O Crítico de Arte

  Certa vez, quando era professor na Universidade de São Paulo (USP), Mario Schenberg, então já um renomado físico, marcou uma prova em sua casa. Não era uma exceção: as turmas eram pequenas, e o físico fazia isso com freqüência para conhecer melhor seus alunos. Um deles teve uma surpresa ao chegar lá. "O que eu via parecia ter saído de um conto de fadas", disse ele em uma frase apresentada na exposição O Mundo de Mario Schenberg, realizada em 1996 na Casa das Rosas, em São Paulo. "Uma casa cheia de obras de arte, quadros e artistas circulando, interrompendo a prova, de maneira que eu já nem sabia direito o que estava fazendo."
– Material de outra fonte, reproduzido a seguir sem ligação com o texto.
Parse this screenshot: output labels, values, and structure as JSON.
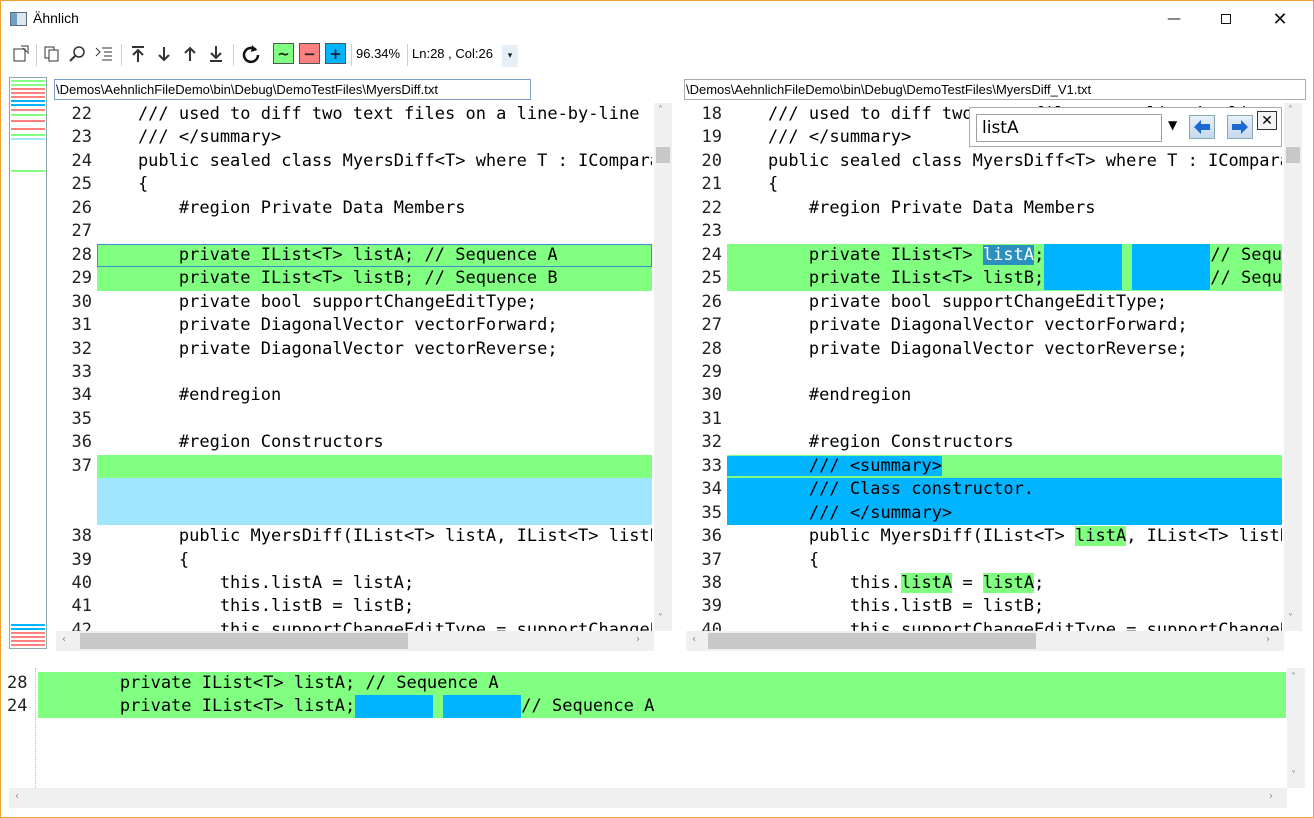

  Schenberg sempre nutriu paixão pela arte. Seu trabalho como crítico era reconhecido pelo público e pelos artistas. O físico escreveu textos sobre Alfredo Volpi, Lygia Clark e Hélio Oiticica, entre outros. Conheceu Di Cavalcanti em Paris, e as duas companheiras que teve na vida - ele orgulhava-se de ser legalmente solteiro - eram artistas. Tinha uma coleção de arte invejável e expunha quadros até na cozinha e nos banheiros de sua casa. Eram telas de pintores famosos misturados com obras de iniciantes, que ele comprava para ajudá-los. "Como crítico de arte, sempre lhe interessaram as pessoas dos artistas, como eles se ligavam no mundo", diz a física Amélia Hamburguer, membro do Conselho da Cátedra Mario Schenberg do Instituto de Estudos Avançados da USP.
  No entanto, o pernambucano não era apenas um interessado pela arte. Nos anos 1940, quando passava uma temporada na Universidade de Chicago, ele pegou algumas lentes de um laboratório de astrofísica e tirou fotos que, depois de expostas no Observatório de Yerkes, foram parar dentro de uma caixa de sapatos na bagunçada casa do fotógrafo.
  "O curioso em relação às fotos é que, através delas, Lygia Clark diz ter entendido o que era o expressionismo abstrato", diz uma citação do físico na exposição da Casa das Rosas. "Se for justo o que ela diz, fui um dos criadores desse movimento", diverte-se.
  O pernambucano publicou ainda livros sobre física, arte ou sobre si próprio. "Foi um período muito gostoso", lembra José Luiz Goldfarb, editor e biógrafo de Schenberg. As reuniões eram demoradas pois, segundo Goldfarb, Schenberg 'viajava' muito rápido. "Ele passava de um assunto a outro com uma facilidade incrível, mas nunca perdia o gancho", lembra-se. "Nunca o vi perguntar: 'Sobre o que eu estava falando mesmo?'. Ele sempre concluía o raciocínio."
  Foi durante a ditadura, porém, que Schenberg se dedicou com mais assiduidade à arte. Cassado e proibido de entrar no campus universitário, ele passou a viver das críticas que fazia. "Nessa época, ele descobriu que o meio artístico era muito mais solidário do que o acadêmico", diz Goldfarb.